The Evolution of Swimwear
Through decades and generations, values are constantly shifting and minds are opening. Social change is always slow, especially when it comes to discrimination of women because of their gender. Whether the argument was about a woman’s right to vote, work, or make her own decisions, these topics were often considered highly controversial. One interesting topic that has evolved a great amount throughout the years, is that of the female swimsuit. Women are finally able to wear whatever type of swimming suit they wanted, yet we still see issues and conflicts surrounding a female’s choice of outfit for the beach.
In the 1800s, women's beachwear consisted of a long gown made out of a heavy fabrics such as wool and flannel to cover up their figure. These dresses were designed for walking along the beach or hanging your legs in the water, rather than swimming. In this time and era, a woman’s modesty was very important and meant that they had good values. These suits made it difficult to be recognized, as they were extremely loose and baggy. The primary purpose of a female’s swimwear at the time was to conceal a woman’s body.
In 1907, an iconic character made history with the first monumental progress in female swimwear fashion. Australian professional swimmer, Annette Kellermann, actively fought for the right for women to wear fitted one-piece bathing suits in public. On Revere Beach of Massachusetts, Kellermann was even arrested for wearing her tight one-piece swimwear, because it openly revealed her figure, even though was long- sleeved and did not show any skin. It was after this event that the popularity of this type of suit began to grow and we began to take our first steps towards modern bathing suits. In the year of 1916, the swimwear brand Jantzen released its first collection of swimwear that was fitted and short-sleeved, with cutouts. The company justified its “revealing” style with being for swimming and athletic purposes only. With that, women began showing more skin by ditching sleeves and wearing even shorter shorts. However, they would be fined and even arrested for wearing suits that did not have the permitted length.
For the first time. It was advertised and marketed as a two-piece swimsuit that “revealed everything about a girl except her mother’s maiden name.” Despite backlash and criticism, the trend continued to grow. As stretchy synthetic fabrics and nylon became more popular and readily available, swimwear became even tighter and women chose to show even more skin on a hot sunny day at the beach. Several iconic swim styles started to take over the generation, like the tight, red one-piece worn by Pamela Anderson and Carmen Electra in the famous film Baywatch.
As time went on, the majority of women across the world started wearing whatever outfit they wanted at the swimming pool or the beach. However, just when we thought we have achieved the freedom to choose our outfits in the summer, we are yet again confronted with another obstacle. In 2016, the so-called "burkini" was banned in several towns in France. A burkini is a type of swimsuit that is designed like a Burka, which is a garment that is worn in some Islamic traditions that conceals a woman’s body and hair. French Prime Minister Manuel Valls stated that it did not fit with the French values and this type of clothing “represented the enslavement of women”. Therefore, women wearing a burkini or a hijab (a headscarf that covers the hair), or even a long-sleeved swimsuit, would be fined for “not respecting the new dress code”. Several memes appeared across the internet that compared the current French policy about women’s swimwear to the early 1900s, when women were fined and arrested for wearing outfits that were shorter than allowed.

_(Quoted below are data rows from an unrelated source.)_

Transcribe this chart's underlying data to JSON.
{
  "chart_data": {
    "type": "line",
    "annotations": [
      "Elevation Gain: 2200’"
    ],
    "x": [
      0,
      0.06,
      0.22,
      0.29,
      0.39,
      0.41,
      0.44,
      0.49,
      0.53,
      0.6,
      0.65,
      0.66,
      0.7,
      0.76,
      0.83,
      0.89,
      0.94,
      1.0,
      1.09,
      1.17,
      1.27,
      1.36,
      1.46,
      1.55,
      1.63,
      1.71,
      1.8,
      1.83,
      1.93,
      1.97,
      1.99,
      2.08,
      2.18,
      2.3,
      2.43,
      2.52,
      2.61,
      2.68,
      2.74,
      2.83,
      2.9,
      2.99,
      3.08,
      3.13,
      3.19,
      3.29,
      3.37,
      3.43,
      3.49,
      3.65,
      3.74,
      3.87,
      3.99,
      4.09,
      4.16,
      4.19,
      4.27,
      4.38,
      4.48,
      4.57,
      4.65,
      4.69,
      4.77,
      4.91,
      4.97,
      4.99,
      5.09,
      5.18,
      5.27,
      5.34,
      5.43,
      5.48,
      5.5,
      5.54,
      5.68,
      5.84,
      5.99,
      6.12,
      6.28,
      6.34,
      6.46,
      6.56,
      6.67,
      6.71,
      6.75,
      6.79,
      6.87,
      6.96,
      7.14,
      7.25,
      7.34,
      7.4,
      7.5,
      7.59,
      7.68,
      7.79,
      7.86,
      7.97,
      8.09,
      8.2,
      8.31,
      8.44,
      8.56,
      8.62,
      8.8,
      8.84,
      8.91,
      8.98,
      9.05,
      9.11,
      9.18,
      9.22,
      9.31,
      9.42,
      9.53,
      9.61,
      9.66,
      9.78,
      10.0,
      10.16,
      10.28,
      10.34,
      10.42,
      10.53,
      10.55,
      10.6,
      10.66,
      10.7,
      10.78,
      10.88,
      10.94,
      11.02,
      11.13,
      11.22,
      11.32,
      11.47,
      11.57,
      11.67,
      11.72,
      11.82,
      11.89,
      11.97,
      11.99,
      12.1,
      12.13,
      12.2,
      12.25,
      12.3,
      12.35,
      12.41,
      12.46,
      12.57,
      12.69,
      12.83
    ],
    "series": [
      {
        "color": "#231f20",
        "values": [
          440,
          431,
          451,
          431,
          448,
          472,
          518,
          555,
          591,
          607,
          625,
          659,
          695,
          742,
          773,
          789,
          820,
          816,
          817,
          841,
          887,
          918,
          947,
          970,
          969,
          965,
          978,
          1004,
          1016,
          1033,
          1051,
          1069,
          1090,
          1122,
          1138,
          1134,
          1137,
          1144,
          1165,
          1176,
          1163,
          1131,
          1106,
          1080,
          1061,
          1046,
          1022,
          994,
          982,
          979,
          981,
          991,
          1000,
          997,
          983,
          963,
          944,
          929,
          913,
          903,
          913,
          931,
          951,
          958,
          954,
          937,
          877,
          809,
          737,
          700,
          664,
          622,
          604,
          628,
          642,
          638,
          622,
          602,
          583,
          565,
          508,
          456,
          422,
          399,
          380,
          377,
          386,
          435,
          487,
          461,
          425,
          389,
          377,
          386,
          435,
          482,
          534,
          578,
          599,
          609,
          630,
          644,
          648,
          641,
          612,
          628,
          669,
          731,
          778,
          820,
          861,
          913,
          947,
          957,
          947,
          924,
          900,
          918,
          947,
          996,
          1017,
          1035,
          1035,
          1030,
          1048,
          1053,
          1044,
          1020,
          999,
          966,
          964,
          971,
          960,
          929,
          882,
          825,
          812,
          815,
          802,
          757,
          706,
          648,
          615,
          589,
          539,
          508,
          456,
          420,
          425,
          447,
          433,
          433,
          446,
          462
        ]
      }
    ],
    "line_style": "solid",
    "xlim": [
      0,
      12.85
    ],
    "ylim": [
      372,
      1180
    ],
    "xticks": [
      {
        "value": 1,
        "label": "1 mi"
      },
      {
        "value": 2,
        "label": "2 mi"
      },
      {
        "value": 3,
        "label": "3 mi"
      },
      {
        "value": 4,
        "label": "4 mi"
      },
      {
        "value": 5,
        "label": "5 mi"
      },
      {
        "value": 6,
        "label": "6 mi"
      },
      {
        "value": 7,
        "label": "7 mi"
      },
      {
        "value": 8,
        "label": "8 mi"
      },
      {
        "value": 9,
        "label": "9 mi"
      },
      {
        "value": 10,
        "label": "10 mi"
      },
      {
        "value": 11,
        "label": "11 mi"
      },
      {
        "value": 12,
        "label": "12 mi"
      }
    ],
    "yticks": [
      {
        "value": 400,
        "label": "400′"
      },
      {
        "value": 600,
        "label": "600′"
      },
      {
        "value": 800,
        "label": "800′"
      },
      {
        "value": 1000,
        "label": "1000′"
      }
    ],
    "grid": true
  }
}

This all comes down to the conclusion that, as women, we have not yet completely achieved the freedom of speech and action. It is clear we have made lots of positive progress, where women used to be forced to wear full-length gowns and now are allowed to wear tight two-piece outfits, if they choose. However it is essential to note that a woman should be entitled to do as she pleases; if she wants to wear long-sleeve swimwear that covers her arms and head, she should be able to make that choice.
We should see the past positive achievements as a motivation to continue to advocate for the freedom of our decisions. We shall continue to fight for the right of women to wear whatever she wants and not be criticised nor judged for her choice of outfit.
Now, let’s get summer ready, wear your best outfit to the beach. You do you!